You might think that this is wasteful, and I won't argue there. But needles are one of those things that are supposed to be wasted. Toilet paper? No. Food? No. I'm a supporter of if its yellow let it mellow and re-using plastic bags and all that. But as soon as I stick my runny nose into a medical buliding, I want it all thrown away. Gloves, masks, q-tips, and most certainly needles. And when I see track marks, which I have, and most certainly will see in pretty much any of my job options for the future, I want to focus on the addiction that caused them, not on the sickness that could result.

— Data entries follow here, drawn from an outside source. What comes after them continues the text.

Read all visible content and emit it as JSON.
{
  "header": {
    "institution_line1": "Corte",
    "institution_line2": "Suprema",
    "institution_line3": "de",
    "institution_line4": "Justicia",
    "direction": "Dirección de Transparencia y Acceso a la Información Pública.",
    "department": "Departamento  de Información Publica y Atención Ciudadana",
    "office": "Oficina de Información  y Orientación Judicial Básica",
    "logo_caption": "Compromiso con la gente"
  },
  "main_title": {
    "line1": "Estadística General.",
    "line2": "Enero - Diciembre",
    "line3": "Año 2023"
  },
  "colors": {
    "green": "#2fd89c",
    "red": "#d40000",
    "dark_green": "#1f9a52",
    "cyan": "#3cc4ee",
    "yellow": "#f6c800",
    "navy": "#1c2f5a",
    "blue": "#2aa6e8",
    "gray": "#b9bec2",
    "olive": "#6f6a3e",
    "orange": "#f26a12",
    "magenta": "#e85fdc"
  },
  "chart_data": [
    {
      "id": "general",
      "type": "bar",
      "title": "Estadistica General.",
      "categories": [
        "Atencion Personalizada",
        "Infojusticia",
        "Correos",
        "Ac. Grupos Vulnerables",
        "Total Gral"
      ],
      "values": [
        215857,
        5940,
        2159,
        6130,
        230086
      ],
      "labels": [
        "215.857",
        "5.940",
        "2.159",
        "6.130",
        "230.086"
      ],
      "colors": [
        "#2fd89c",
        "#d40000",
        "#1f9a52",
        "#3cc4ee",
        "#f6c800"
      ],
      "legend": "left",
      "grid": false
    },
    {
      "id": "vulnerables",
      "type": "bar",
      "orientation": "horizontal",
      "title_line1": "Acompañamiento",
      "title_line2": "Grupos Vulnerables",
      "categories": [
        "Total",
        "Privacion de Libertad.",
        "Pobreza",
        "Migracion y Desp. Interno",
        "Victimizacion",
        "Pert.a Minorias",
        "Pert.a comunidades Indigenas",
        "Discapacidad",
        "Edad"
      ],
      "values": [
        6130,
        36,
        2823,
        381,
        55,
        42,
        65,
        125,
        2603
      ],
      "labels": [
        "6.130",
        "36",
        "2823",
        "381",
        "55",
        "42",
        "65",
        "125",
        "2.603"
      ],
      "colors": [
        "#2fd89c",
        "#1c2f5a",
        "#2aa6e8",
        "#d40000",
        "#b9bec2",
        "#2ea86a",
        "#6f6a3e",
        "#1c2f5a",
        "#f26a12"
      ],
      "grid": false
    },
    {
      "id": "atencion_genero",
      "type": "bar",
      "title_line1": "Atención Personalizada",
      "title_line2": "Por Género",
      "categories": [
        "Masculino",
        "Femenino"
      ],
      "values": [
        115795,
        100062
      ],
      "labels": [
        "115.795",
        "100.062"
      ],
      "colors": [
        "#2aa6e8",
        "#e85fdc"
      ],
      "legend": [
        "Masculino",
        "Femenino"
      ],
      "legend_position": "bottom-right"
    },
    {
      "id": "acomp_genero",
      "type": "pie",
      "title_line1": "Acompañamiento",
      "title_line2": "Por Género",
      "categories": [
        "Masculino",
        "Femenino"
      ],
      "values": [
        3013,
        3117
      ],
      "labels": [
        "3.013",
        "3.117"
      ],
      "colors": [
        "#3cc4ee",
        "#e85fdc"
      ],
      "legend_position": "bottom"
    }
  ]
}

From an ecological prespective, single-use syringes are a bad idea. But, if you look bigger, vaccines themselves are a bad idea: they make a weaker herd, more people thowing things away and buying cars and cutting holes in the ozone layer. These elderly people shouldn't even have lived as long as they have, and they shouldn't make it past this flu season if they aren't strong enough. But from a harm-reduction persective, which is the -ology in which I find the answers closer to the meaning-of-life question, it makes perfect, beautiful sense.